Background Rapid radiographic progression (RRP) is considered as a representative poor outcome in patients with RA. Previous studies reported that the swollen joint counts, inflammatory indices, autoantibodies and plain radiographic erosion at baseline are associated with the development of RRP. Recently, EULAR recommendations for the use of imaging of the joints in the clinical management of RA state that joint damages detected by MRI involve in the subsequent erosive progression of RA. However, there are few clinical investigations searching the prognostic factors toward RRP by combining MRI findings with other indices such as physical findings and serum variables.

Objectives To examine whether the MRI findings are superior to other indices to predict the subsequent development of RRP in patients with early-stage RA.

Methods This is a 1 year observational study from seventy-six early-stage RA patients recruited consecutively from Nagasaki University Early Arthritis Cohort in which the subjects received Gd-enhanced MRI of both wrists and finger joints every 6 months. All of the patients had been received DMARDs at baseline. The presence and degree of synovitis, bone marrow oedema and bone erosion in MRI were examined by OMERACT-RAMRIS. Plain radiographic damages of both wrists and finger joints was scored by Genant-modified Sharp score and the development of RRP at 1 year was identified as a score >3/year. We have tried to examine the factors to predict the development of RRP at 1 year including baseline data of physical synovitis, serum variables, MRI findings, plain radiographic damages and early clinical response at 3 months.

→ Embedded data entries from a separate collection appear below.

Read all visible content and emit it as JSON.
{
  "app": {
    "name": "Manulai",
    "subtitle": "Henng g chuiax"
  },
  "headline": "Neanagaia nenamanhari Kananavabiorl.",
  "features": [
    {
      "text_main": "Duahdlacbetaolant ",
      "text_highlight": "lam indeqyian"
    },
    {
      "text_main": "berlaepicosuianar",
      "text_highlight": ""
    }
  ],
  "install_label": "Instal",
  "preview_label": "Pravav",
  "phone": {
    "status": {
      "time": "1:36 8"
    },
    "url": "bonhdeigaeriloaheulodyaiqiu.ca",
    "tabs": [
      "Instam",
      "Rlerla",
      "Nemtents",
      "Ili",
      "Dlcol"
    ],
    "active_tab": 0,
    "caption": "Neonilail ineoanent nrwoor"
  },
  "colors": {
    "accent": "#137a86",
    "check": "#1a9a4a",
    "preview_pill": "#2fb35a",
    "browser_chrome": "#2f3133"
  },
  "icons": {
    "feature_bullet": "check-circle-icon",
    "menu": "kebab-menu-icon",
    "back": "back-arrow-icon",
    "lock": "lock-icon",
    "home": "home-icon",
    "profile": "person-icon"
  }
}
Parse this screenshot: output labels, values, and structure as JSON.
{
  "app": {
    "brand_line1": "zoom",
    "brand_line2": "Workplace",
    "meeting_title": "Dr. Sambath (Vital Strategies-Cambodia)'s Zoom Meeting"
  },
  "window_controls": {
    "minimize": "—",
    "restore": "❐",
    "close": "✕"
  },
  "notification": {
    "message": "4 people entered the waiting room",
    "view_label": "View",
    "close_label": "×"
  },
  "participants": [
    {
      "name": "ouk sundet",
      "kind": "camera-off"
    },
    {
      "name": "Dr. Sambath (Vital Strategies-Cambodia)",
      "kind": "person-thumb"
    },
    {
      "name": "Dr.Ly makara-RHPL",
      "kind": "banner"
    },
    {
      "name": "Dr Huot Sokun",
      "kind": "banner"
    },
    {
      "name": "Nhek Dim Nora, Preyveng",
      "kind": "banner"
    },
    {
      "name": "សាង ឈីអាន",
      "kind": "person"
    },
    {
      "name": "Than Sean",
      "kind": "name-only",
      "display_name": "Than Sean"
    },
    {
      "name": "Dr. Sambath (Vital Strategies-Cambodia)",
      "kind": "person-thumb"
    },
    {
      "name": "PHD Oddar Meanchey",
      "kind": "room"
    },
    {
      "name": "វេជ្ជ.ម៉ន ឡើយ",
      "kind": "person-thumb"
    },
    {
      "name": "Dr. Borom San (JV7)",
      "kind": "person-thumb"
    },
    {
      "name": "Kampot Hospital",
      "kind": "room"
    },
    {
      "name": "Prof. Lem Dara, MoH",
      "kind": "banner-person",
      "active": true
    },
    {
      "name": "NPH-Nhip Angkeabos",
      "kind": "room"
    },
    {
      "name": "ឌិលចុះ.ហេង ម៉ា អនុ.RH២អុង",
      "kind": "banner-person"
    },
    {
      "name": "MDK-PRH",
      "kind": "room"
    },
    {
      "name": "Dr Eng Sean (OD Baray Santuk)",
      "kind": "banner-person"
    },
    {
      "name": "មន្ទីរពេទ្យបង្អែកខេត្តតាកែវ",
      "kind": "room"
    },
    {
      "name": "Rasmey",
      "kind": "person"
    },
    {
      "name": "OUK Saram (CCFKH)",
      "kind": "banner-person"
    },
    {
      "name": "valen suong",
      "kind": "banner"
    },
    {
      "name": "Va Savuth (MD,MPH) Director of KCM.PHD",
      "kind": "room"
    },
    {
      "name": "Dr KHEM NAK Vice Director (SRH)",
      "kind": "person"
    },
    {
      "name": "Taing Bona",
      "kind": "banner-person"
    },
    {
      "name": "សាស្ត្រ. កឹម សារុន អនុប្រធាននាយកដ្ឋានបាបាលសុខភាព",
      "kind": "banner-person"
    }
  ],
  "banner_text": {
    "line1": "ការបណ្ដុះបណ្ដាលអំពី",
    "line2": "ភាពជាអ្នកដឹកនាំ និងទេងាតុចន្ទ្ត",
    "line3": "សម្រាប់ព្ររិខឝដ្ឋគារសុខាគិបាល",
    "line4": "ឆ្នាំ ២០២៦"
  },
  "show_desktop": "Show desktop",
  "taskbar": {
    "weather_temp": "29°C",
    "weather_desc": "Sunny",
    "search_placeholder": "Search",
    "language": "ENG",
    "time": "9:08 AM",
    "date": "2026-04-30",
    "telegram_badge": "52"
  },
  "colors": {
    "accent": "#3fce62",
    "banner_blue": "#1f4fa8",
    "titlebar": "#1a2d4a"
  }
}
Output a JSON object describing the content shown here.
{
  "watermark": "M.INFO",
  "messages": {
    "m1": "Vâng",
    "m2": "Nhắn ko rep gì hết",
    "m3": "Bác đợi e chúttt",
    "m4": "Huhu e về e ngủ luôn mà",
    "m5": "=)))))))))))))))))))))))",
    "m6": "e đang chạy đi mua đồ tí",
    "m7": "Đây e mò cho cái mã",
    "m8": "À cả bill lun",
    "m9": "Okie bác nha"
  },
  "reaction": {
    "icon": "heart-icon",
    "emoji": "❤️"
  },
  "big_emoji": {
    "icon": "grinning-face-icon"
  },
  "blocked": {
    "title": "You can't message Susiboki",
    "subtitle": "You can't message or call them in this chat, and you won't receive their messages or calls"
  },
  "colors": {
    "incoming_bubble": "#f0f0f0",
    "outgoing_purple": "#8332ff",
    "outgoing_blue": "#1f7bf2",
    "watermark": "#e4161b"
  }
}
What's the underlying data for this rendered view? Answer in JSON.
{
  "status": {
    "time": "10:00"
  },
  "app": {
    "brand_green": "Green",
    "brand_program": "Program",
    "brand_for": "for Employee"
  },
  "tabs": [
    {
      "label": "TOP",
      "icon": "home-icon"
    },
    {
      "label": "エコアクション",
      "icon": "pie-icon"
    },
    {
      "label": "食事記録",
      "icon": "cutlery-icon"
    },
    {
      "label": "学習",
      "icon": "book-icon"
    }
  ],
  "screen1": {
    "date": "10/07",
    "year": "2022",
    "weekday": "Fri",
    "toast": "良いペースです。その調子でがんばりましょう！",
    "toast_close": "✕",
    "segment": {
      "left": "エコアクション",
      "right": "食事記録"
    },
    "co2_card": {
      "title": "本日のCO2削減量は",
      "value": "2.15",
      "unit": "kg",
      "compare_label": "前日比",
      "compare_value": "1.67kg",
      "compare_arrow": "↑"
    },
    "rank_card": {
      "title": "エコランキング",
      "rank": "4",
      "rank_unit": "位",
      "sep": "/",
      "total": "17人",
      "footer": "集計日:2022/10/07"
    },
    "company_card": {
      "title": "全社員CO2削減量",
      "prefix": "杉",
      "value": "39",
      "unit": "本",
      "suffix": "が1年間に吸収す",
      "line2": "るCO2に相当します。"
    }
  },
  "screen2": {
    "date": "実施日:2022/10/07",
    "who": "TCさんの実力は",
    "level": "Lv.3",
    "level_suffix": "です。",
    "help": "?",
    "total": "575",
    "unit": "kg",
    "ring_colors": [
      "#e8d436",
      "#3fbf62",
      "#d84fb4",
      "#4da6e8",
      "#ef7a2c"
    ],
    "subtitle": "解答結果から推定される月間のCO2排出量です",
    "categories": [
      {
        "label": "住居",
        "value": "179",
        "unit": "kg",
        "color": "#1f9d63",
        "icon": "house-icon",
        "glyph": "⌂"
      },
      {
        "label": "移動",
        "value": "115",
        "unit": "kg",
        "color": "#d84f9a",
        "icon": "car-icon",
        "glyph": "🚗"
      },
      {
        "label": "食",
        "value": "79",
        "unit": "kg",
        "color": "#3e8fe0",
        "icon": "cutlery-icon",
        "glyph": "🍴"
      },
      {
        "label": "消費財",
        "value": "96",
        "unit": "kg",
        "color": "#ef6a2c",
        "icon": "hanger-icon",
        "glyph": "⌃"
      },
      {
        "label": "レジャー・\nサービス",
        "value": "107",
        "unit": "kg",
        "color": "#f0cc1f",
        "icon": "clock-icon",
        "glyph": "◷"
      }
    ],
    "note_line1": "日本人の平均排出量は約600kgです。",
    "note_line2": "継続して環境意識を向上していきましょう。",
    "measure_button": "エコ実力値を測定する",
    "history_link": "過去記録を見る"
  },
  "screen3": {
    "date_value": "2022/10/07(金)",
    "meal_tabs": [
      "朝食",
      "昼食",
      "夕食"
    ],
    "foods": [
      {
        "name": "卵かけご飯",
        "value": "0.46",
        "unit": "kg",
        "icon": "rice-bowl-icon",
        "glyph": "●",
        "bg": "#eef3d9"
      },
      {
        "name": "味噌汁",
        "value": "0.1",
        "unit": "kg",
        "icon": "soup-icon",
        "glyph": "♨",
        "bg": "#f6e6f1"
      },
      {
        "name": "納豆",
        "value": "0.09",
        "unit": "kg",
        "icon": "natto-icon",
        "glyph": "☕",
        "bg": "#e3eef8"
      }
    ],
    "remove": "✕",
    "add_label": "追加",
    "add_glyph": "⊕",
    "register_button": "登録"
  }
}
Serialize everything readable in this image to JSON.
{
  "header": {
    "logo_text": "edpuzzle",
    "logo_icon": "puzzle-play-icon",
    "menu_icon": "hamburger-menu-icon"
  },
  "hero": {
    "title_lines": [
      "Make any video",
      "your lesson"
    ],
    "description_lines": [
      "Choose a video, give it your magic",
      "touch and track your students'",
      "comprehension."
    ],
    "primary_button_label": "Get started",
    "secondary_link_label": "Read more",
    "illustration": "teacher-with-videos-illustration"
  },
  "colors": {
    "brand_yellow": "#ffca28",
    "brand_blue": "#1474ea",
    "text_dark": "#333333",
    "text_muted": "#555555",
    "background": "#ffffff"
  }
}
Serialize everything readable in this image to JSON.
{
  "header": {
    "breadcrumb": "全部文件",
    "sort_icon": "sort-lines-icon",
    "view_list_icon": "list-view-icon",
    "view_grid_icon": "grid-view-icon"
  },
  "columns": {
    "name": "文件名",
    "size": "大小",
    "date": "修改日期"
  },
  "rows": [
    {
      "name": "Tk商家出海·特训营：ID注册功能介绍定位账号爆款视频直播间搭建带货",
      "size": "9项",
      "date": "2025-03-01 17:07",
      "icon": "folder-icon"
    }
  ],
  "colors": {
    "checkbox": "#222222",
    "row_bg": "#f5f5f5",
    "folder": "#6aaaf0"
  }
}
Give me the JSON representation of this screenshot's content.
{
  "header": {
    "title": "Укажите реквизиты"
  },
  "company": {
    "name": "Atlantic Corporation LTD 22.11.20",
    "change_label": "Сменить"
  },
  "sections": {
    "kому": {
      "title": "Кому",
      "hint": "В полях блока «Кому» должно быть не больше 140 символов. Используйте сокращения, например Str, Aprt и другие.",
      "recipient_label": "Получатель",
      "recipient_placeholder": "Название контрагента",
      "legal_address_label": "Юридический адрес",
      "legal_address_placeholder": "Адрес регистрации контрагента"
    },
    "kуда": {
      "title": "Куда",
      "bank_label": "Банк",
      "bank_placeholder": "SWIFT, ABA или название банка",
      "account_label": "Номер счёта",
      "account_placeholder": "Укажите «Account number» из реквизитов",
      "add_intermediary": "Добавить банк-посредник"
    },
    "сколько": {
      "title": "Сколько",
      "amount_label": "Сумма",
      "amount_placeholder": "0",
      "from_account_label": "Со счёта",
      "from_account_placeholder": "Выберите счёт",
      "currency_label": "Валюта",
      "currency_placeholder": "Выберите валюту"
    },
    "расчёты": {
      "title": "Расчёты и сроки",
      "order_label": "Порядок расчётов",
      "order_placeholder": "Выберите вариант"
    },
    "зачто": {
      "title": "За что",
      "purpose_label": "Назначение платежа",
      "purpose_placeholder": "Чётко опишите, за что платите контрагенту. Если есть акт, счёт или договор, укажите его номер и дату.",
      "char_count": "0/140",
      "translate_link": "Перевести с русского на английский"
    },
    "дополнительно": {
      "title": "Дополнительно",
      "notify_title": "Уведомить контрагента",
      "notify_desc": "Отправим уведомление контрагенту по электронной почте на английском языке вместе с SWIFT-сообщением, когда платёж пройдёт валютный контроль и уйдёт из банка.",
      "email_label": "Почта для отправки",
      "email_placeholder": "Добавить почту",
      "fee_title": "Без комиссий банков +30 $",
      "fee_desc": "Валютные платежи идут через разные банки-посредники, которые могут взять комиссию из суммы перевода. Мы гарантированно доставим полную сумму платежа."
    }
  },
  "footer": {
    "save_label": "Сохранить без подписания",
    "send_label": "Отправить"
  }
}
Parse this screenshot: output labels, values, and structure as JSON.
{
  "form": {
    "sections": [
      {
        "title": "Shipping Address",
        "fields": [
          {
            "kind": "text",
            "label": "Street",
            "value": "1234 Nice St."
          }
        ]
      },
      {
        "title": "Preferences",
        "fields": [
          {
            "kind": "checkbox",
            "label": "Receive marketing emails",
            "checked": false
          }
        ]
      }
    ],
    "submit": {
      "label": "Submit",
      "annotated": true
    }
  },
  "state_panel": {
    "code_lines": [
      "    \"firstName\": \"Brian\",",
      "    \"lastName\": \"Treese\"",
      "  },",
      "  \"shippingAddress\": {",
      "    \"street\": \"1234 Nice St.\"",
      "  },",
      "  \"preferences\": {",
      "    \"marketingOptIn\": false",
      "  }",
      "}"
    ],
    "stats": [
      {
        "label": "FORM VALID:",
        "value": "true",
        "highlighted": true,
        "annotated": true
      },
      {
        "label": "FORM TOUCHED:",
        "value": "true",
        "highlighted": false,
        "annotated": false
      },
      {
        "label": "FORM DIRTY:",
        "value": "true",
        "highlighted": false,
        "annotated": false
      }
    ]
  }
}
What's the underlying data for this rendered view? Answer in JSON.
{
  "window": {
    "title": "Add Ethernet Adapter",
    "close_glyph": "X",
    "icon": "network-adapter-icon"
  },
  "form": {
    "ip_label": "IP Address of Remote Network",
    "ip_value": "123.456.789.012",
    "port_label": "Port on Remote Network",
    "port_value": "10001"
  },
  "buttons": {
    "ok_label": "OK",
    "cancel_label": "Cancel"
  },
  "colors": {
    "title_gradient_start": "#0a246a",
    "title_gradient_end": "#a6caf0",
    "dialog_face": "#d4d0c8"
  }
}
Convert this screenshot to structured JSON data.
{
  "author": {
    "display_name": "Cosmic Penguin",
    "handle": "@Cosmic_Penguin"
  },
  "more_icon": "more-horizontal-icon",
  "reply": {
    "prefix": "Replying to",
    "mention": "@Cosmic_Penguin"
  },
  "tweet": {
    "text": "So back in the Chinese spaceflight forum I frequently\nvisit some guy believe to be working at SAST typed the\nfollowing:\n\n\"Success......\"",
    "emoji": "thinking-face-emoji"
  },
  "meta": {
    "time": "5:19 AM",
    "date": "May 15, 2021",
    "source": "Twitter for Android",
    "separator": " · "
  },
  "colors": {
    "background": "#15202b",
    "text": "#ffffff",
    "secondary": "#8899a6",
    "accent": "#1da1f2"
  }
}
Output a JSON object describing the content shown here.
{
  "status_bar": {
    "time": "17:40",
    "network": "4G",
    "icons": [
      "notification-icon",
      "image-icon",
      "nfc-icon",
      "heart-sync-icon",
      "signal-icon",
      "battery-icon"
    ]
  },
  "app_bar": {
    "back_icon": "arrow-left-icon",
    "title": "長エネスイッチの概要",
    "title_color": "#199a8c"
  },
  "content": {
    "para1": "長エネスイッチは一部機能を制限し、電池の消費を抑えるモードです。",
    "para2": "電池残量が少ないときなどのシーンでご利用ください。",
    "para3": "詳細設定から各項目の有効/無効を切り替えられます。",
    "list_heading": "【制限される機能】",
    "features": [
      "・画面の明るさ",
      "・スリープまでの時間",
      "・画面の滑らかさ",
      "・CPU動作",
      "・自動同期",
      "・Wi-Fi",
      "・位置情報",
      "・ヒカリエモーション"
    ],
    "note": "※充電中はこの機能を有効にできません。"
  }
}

Results Median age and disease duration were 54.5 y.o and 3 months. Median DAS28-CRP, CRP (mg/dl), matrix metalloproteinase 3 (MMP-3) (ng/ml) was 4.31, 0.54 and 72.6, respectively. The rate of ACPA-positive and RF-positive were 82.9% and 79.0%. Median RAMRIS synovitis score, bone marrow odema score, bone erosion score and Genant-modified Sharp score at baseline were 9, 1, 0 and 0, respectively. Fifty-two out of 76 patients showed moderate to good clinical response at 3 months determined by DAS28-EULAR response criteria, however, RRP was developed in 12 patients at 1 year. Multivariate logistic regression analysis has identified that RAMRIS bone marrow oedema score at baseline (5 increase, Odds ratio 2.18, 95% C.I. 1.319-3.590, p=0.0023) is the only independent predictor toward the development of RRP at 1 year (Table 1).

Conclusions Our present data suggest that MRI bone marrow oedema is closely associated with poor radiographic outcome in patients with early-stage RA. Physicians should especially consider the tight control of disease activity if MRI bone marrow oedema is obvious in early RA patients.